The death toll on the 262 miles of the Tucson border has increased from 79 fatalities in 2008 to 83 this year.
“The migrant death rate is going up. It’s not necessarily the total number of deaths, it’s the ratio of the number of people that are crossing and dying,” said Rev. Robin Hoover, president of Humane Borders, a humanitarian group that provides water in the desert at 102 water stations.
Hoover claims increased enforcement is pushing people into more desolate areas, making it harder to reach them with aid. One of these main points is the Tohono O’odham nation land.
Mike Wilson, a Native American who has been leaving water tanks in the reservation, said that recently, tribal police officers told him to take them down.
“I respectfully declined,” said Wilson, only to find out later that somebody had taken them away. Now he’s substituting them with gallon jugs.
Humanitarian aid volunteers claim things have gotten more difficult in the last four years.
In 2005, volunteers Shanti Sellz and Daniel Strauss were accused of human smuggling after attempting to transport a group of injured migrants to the hospital. The charges against them were later dropped. Their case was the catalyst for launching a campaign called “Humanitarian aid is not a Crime.”
Staton’s is not the first case to go to court for littering charges.
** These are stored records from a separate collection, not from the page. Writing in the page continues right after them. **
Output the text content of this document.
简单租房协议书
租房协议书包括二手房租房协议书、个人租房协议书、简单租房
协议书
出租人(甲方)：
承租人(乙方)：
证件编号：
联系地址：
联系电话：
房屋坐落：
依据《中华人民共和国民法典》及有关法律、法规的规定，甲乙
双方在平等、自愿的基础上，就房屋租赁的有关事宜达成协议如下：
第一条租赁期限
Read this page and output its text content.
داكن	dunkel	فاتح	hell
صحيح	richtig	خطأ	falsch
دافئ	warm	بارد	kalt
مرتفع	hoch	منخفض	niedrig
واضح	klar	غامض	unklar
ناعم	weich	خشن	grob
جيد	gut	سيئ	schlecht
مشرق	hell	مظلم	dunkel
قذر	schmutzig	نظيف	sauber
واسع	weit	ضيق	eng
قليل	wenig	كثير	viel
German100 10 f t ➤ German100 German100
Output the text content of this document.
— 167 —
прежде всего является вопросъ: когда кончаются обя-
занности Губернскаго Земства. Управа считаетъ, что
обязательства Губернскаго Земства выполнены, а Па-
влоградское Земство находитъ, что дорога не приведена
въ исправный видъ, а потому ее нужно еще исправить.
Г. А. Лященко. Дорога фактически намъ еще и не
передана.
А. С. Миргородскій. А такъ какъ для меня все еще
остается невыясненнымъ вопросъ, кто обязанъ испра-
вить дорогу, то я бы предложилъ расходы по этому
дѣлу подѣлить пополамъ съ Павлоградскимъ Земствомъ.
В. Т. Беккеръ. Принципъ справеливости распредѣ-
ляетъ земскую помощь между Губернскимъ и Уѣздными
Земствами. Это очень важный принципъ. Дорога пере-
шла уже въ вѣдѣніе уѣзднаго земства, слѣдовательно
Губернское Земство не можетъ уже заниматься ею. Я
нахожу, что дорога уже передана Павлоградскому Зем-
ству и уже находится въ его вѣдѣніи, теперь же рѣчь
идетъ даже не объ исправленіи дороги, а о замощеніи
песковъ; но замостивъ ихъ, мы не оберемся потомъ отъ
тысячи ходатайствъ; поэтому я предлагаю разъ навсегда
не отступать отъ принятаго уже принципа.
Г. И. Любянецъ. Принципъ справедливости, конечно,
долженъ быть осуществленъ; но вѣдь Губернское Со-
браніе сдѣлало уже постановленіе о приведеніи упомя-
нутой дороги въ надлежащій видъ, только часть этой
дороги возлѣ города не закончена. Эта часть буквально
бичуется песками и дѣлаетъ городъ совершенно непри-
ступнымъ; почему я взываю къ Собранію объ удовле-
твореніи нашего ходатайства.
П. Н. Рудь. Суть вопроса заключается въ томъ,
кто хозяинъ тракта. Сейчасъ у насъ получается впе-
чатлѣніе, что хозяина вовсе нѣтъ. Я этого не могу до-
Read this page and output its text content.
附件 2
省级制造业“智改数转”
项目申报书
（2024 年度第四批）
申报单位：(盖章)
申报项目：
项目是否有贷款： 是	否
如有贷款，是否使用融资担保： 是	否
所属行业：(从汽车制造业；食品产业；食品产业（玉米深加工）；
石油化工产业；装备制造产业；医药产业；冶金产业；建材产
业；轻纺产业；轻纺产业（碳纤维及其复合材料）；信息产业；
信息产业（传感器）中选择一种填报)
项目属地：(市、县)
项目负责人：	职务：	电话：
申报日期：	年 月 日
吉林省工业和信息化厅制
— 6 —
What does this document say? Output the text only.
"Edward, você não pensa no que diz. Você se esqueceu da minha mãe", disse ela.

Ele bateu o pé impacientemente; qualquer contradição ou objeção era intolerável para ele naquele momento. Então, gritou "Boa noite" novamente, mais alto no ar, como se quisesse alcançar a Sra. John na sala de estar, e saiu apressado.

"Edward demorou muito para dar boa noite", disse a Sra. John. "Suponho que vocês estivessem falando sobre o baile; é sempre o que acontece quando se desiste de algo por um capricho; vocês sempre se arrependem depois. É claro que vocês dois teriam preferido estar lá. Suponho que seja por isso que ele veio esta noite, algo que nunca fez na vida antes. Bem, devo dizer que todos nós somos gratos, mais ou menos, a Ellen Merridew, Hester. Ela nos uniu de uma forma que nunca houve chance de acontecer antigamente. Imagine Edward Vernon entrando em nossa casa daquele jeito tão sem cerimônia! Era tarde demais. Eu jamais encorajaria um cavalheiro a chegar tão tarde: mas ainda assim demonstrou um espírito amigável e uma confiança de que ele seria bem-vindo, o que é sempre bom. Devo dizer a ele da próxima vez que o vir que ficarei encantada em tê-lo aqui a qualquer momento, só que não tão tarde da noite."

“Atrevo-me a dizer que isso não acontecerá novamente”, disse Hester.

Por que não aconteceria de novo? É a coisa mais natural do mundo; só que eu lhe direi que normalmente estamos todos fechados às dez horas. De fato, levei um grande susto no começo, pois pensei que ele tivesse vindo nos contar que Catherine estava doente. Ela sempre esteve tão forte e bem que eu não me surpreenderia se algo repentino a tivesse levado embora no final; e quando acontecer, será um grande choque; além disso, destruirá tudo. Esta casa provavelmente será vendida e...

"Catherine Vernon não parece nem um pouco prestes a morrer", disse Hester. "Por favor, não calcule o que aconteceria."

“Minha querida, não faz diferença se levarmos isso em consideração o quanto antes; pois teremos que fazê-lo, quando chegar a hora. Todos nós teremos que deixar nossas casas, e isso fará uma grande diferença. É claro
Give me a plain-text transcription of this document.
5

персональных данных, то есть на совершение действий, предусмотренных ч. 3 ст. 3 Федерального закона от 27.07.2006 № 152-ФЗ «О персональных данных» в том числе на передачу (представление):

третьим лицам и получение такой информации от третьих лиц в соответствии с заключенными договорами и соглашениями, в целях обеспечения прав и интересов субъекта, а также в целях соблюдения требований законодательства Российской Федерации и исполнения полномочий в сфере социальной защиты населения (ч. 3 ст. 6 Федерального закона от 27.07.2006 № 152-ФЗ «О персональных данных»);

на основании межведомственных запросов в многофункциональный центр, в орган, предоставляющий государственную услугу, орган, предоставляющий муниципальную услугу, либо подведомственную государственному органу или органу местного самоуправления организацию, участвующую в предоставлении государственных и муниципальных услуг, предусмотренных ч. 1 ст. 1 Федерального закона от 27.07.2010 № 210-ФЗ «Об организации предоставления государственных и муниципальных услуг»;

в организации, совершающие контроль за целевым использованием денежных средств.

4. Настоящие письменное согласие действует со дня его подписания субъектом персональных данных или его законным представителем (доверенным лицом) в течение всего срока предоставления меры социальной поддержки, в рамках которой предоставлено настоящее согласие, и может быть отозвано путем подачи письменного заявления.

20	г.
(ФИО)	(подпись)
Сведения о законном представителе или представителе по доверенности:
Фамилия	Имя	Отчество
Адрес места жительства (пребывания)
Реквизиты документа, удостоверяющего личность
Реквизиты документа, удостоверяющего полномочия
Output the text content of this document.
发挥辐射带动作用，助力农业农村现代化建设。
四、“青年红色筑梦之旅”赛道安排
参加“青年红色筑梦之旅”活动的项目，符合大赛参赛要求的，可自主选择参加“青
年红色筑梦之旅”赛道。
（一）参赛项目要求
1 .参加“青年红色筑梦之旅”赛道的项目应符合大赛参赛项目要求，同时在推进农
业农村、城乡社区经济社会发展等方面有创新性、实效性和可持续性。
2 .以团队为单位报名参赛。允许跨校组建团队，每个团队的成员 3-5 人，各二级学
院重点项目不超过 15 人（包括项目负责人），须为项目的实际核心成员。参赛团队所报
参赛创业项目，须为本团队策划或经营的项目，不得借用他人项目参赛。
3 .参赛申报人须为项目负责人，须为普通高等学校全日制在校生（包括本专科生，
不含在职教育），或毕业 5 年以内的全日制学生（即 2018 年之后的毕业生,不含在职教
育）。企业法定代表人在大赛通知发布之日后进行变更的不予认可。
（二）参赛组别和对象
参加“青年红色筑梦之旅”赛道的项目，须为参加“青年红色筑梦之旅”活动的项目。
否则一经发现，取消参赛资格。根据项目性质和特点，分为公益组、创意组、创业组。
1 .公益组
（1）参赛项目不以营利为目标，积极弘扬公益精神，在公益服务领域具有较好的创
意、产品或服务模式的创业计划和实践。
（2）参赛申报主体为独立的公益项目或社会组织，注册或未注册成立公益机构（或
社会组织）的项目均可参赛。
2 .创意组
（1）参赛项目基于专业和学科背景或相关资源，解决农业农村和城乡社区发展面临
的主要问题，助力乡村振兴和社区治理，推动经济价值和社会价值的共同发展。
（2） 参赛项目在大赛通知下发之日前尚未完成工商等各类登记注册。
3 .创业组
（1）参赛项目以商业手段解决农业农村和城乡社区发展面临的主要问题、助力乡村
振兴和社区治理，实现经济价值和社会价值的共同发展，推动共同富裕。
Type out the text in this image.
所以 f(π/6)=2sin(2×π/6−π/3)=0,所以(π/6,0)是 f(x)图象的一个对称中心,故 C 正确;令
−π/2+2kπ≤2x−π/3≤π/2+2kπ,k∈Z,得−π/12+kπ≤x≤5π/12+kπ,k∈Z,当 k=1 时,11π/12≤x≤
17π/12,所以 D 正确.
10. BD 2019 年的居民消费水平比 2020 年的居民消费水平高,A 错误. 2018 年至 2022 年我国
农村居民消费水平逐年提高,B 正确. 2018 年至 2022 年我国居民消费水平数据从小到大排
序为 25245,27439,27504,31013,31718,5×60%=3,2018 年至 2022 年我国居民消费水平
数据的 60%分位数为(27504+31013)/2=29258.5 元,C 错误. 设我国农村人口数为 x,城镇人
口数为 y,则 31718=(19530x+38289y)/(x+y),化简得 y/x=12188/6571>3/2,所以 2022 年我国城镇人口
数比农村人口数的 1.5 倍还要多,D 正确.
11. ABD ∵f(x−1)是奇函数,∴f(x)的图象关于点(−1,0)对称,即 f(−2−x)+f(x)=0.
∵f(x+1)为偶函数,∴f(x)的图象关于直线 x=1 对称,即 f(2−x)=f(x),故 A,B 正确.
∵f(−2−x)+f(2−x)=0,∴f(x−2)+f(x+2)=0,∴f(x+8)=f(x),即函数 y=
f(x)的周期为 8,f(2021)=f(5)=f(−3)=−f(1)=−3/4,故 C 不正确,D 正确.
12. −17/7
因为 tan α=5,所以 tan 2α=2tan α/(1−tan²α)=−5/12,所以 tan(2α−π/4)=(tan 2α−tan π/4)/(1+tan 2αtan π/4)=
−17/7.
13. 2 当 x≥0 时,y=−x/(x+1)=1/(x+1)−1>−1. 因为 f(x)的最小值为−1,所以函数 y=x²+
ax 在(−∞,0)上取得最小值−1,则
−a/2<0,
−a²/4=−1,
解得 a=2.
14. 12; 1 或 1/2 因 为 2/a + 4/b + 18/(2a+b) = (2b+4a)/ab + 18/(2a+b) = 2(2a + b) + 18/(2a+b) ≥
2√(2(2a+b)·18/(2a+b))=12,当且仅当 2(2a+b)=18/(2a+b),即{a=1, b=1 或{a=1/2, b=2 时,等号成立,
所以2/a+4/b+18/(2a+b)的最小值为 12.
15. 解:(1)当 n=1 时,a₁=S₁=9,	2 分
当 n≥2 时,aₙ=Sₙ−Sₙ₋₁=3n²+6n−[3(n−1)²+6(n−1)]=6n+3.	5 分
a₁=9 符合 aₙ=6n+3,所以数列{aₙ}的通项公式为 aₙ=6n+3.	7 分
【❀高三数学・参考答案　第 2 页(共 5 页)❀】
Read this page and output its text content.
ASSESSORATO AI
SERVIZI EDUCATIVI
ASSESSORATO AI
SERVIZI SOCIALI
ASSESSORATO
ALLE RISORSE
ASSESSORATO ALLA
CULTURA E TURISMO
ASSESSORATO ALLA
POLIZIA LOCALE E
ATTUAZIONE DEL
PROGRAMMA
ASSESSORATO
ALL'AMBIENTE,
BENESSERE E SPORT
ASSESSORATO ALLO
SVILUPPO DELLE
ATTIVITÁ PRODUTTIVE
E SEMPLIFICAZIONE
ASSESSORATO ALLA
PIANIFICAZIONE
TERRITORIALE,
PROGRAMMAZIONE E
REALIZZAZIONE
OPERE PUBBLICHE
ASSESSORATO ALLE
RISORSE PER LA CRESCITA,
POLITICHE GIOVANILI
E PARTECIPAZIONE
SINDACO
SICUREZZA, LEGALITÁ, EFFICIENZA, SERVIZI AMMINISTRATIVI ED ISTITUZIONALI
In 2008, Dan Millis, another NMD volunteer, found the body of a 14-year-old girl from El Salvador in the desert. Motivated by the tragedy, two days later Millis was leaving water jugs around the migrant trails where he found her and was ticketed by the U.S. Fish and Wildlife Service. He refused to pay the $175 fine and fought the littering misdemeanor charge on the grounds that humanitarian aid is not a crime.
The U.S. federal attorney’s office would not comment on Staton’s case since his sentencing is pending for Aug. 4. He could face one year in jail or up to $10,000 in fines.
Staton is planning to go to seminary school to become a Unitarian Universalist minister. He hopes his story brings attention to the human rights crisis on the border.
In 2008, the Special Rapporteur to the United Nations issued a report stating that the U.S. has failed to adhere to its international obligations to make the human rights of migrants a national priority.
“It’s the responsibility of the people to come out and say we won’t let these people die,” said Staton. “Maybe we can’t drive them somewhere, but we are just not going to let them die.”